The quickest way is to add the file type to the known types by its extension:

Open IIS Manager -> Sites -> Your Web Site -> MIME TYPES -> Add...
    File name extension=.
    MIME type=application/json
-> OK

Now it works.

Rollins answered 24/9, 2018 at 14:9 Comment(1)
Works perfect indeed, good alternative for the web.config way (which was asked for).Chore
D
0

I think giving blanket setting for just one file is not good. I have used following approach.

<httpErrors errorMode="Custom">
      <remove statusCode="404"/>
      <error statusCode="404" path="/PageNotFound.aspx" responseMode="ExecuteURL"/>
    </httpErrors>

In that handler I check for specific file request and do rersponse.write the json content to be served.

so the server setting is not compromised.

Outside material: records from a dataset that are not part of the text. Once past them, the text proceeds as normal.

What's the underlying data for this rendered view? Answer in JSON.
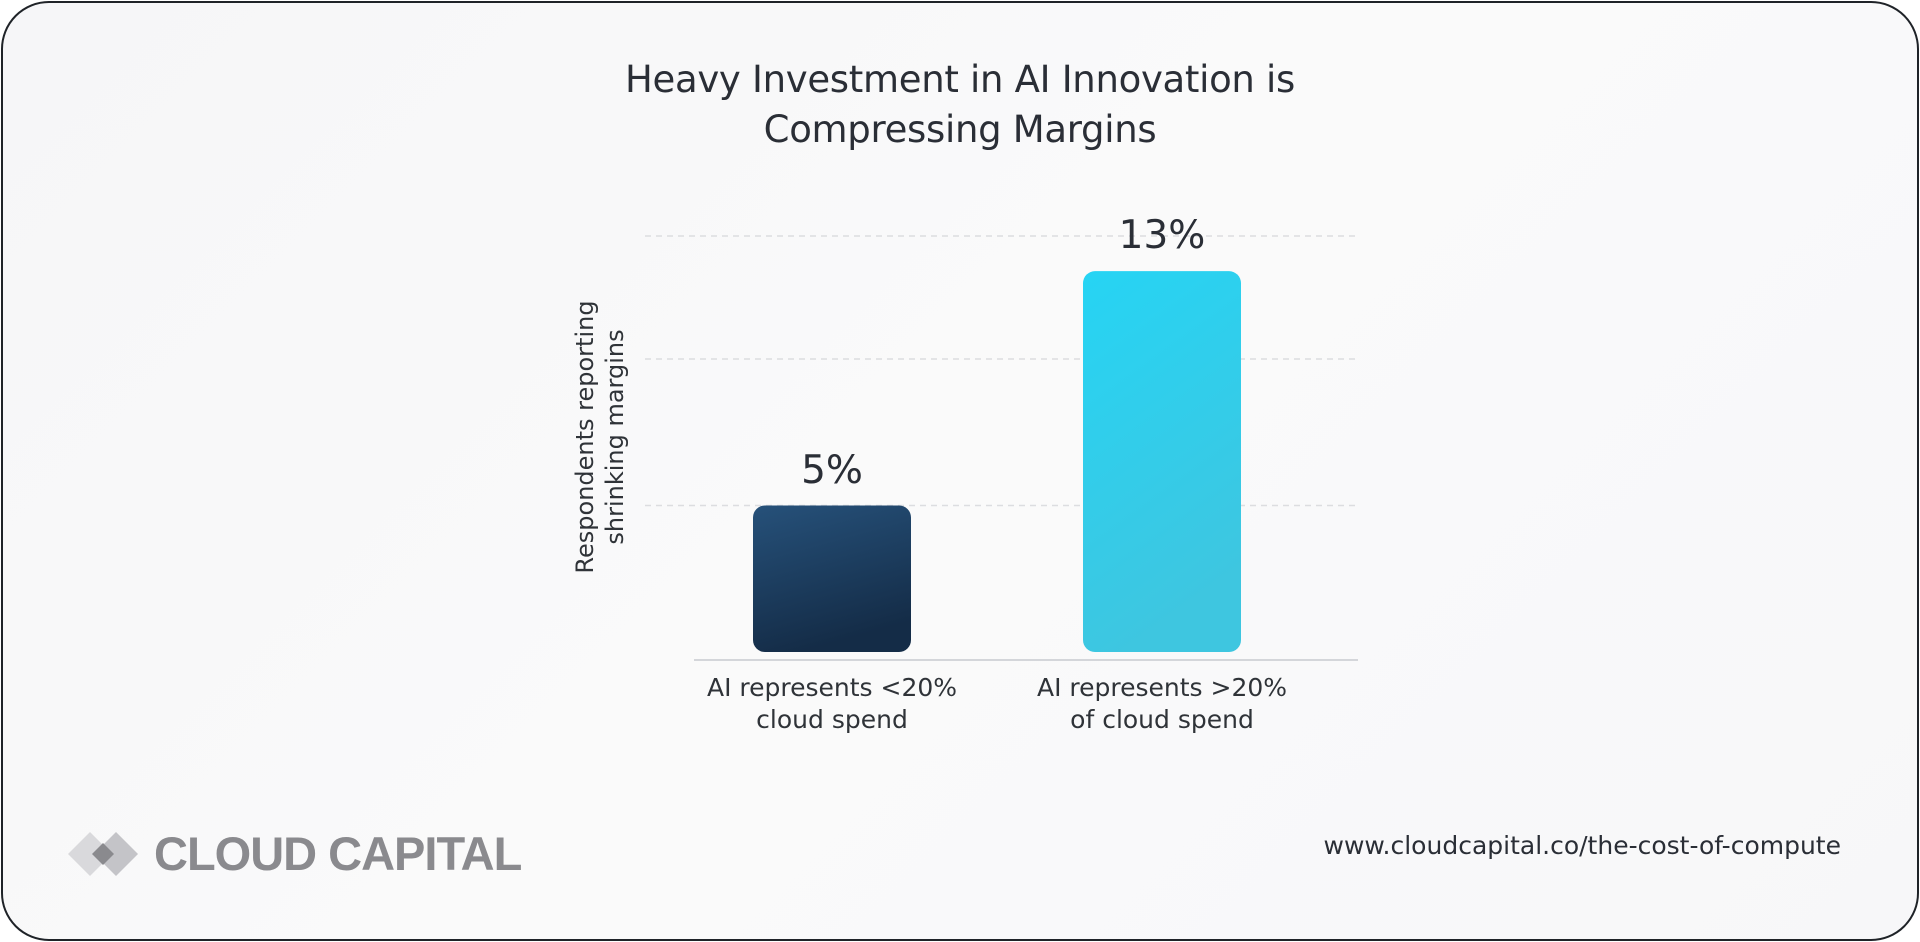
{
  "chart_data": {
    "type": "bar",
    "title_lines": [
      "Heavy Investment in AI Innovation is",
      "Compressing Margins"
    ],
    "ylabel_lines": [
      "Respondents reporting",
      "shrinking margins"
    ],
    "xlabel": "",
    "categories": [
      [
        "AI represents <20%",
        "cloud spend"
      ],
      [
        "AI represents >20%",
        "of cloud spend"
      ]
    ],
    "values": [
      5,
      13
    ],
    "value_labels": [
      "5%",
      "13%"
    ],
    "ylim": [
      0,
      14.2
    ],
    "gridlines": [
      5,
      10,
      14.2
    ],
    "grid": true,
    "bar_colors": [
      {
        "top": "#26517a",
        "bottom": "#142c47"
      },
      {
        "top": "#26d4f4",
        "bottom": "#3ec6e0"
      }
    ]
  },
  "footer": {
    "brand": "CLOUD CAPITAL",
    "url": "www.cloudcapital.co/the-cost-of-compute"
  },
  "icons": {
    "logo": "diamond-logo-icon"
  }
}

if(Request.Url.ToString().ToLower().EndsWith("/apple-app-site-association"))
        {
            Response.Write(File.ReadAllText("/apple-app-site-association"));
            Response.ContentType = "text/json";
            Response.Flush();
            Response.End();
        }
Daggett answered 27/3, 2023 at 6:27 Comment(0)
P
0

In my case, 500 Internal server error was coming while hosting the virtual directory on iis server. It got fixed by using below configuration in web.config file:

<?xml version="1.0" encoding="UTF-8"?>
<configuration>
<system.webServer>
    <staticContent>
        <mimeMap fileExtension="." mimeType="application/json" />
    </staticContent>
    <urlCompression doStaticCompression="false" doDynamicCompression="false" />
    <validation validateIntegratedModeConfiguration="false" />
</system.webServer>
Polis answered 31/8, 2023 at 20:14 Comment(0)
R
0

For dotnet core, I found this solution in another post

 // to allow access to apple-app-site-association file
 app.UseStaticFiles(new StaticFileOptions()
 {
      FileProvider = new PhysicalFileProvider(Path.Combine(env.ContentRootPath, @".well-known")),
      RequestPath = new PathString("/.well-known"),
      DefaultContentType = "application/json",
      ServeUnknownFileTypes = true,
 });

Attention: if you already have app.UseStaticFiles(), do not change this. Instead add these lines right after, otherwise your other static files will not be served anymore.